“I know who I am. I love who I am. I like what I do, and I like how I do it. I like my mistakes and I like the pace at which I learn from my mistakes. I don’t want to be anybody else but me, and by knowing this, I want to continue figuring out who the f*ck I am.”
I came across this quote via twitter and it really resonated with me. Today I hit the pavement and went to Bloomingdale’s and Barney’s New York trying to pimp myself out to employers, but to no avail. That’s the thing about applying for jobs online. It takes away your ability to really sell yourself outside of your application. So I figured I would go to the HR department after I submitted online applications, but didn’t get to speak with anyone. I got to leave my resume with the concierge at Barney’s (she said with heavy sarcasm) but that was about it.
I treated myself to some Thai and a tasty crepe and headed home. No sooner than I got in the house did a thunderstorm start, so I ate and took a great nap. There’s something about when it rains here that makes me feel really lonely and super single. I was almost relieved when I came across that quote, because it reminded me that that’s what I should be using this time for. I keep thinking that I’m ready for a relationship, but I think I want to continue figuring out who the f*ck I am. I’ve become almost frighteningly comfortable being alone, because of all the things I continue to learn about myself. I can only hope that the person I’m supposed to be with will bring me out of that.
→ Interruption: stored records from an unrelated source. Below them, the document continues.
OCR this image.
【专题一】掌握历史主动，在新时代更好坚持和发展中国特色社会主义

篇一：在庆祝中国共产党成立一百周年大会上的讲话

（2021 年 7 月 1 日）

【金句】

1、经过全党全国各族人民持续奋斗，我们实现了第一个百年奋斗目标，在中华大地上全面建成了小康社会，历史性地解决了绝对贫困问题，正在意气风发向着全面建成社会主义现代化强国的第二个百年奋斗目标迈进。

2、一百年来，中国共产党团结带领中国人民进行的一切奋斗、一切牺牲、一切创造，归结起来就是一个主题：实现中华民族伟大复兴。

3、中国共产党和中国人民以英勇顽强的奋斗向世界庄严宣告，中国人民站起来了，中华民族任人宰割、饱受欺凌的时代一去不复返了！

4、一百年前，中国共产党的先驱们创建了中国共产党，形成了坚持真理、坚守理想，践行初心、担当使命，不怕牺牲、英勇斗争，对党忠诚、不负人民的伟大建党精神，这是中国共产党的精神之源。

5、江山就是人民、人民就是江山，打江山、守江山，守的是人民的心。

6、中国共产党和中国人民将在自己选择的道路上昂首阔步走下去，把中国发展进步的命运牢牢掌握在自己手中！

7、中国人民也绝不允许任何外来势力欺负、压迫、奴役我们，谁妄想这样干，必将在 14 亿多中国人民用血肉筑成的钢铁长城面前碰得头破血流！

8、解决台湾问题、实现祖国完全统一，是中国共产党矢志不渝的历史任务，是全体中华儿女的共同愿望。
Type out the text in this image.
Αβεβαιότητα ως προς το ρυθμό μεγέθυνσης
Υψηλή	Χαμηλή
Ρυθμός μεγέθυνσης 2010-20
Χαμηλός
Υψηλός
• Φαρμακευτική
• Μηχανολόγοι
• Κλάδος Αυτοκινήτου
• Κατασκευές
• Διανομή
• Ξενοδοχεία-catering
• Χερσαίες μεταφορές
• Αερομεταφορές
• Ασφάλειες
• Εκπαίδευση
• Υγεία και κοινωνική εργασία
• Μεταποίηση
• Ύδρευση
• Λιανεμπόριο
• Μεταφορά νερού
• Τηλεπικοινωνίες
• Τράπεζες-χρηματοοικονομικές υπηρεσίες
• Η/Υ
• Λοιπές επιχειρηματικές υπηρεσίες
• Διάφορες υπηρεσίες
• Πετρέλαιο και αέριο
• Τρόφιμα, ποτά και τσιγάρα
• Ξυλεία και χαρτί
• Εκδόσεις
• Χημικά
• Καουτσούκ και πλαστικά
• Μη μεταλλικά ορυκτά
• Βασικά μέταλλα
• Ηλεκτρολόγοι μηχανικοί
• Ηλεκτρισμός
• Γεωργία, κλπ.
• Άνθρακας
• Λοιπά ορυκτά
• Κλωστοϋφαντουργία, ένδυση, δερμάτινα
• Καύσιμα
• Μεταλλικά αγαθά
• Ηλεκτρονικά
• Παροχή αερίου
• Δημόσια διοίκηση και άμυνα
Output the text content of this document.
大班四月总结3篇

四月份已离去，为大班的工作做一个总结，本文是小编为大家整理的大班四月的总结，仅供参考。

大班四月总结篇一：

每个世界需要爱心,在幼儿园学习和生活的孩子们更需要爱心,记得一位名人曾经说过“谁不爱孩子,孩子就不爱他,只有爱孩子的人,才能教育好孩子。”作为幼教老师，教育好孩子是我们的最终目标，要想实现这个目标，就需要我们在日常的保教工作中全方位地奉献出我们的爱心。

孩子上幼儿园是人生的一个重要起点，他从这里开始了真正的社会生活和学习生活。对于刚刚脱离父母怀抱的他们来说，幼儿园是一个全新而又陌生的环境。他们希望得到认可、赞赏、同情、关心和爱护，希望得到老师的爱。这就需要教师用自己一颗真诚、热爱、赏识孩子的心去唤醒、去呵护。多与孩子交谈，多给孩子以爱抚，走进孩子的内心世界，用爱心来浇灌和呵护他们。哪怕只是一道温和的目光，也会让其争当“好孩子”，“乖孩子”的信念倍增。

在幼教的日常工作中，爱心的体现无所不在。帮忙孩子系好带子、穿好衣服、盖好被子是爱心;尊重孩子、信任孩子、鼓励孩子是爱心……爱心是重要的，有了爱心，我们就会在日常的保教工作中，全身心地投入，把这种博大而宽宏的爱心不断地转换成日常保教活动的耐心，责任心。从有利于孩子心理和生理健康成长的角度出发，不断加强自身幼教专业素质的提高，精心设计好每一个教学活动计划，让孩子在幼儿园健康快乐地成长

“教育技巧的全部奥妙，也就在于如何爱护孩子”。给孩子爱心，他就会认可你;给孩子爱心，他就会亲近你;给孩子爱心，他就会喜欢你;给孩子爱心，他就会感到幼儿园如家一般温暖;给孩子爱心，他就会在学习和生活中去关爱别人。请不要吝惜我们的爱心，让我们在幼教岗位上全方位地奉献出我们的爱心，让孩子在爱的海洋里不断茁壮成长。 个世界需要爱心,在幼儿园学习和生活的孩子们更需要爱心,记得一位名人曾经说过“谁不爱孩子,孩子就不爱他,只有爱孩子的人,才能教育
Use the “down time” in your life to get to know you and figure out who you are, because believe it or not you’re amazing. The confidence that comes from being secure within yourself helps you not to settle for anything less than what you want in life as a whole. The fear of being alone makes a lot of people settle for some unbelievable things, especially in relationships. I’ve been there and it’s not fun. Don’t be that person.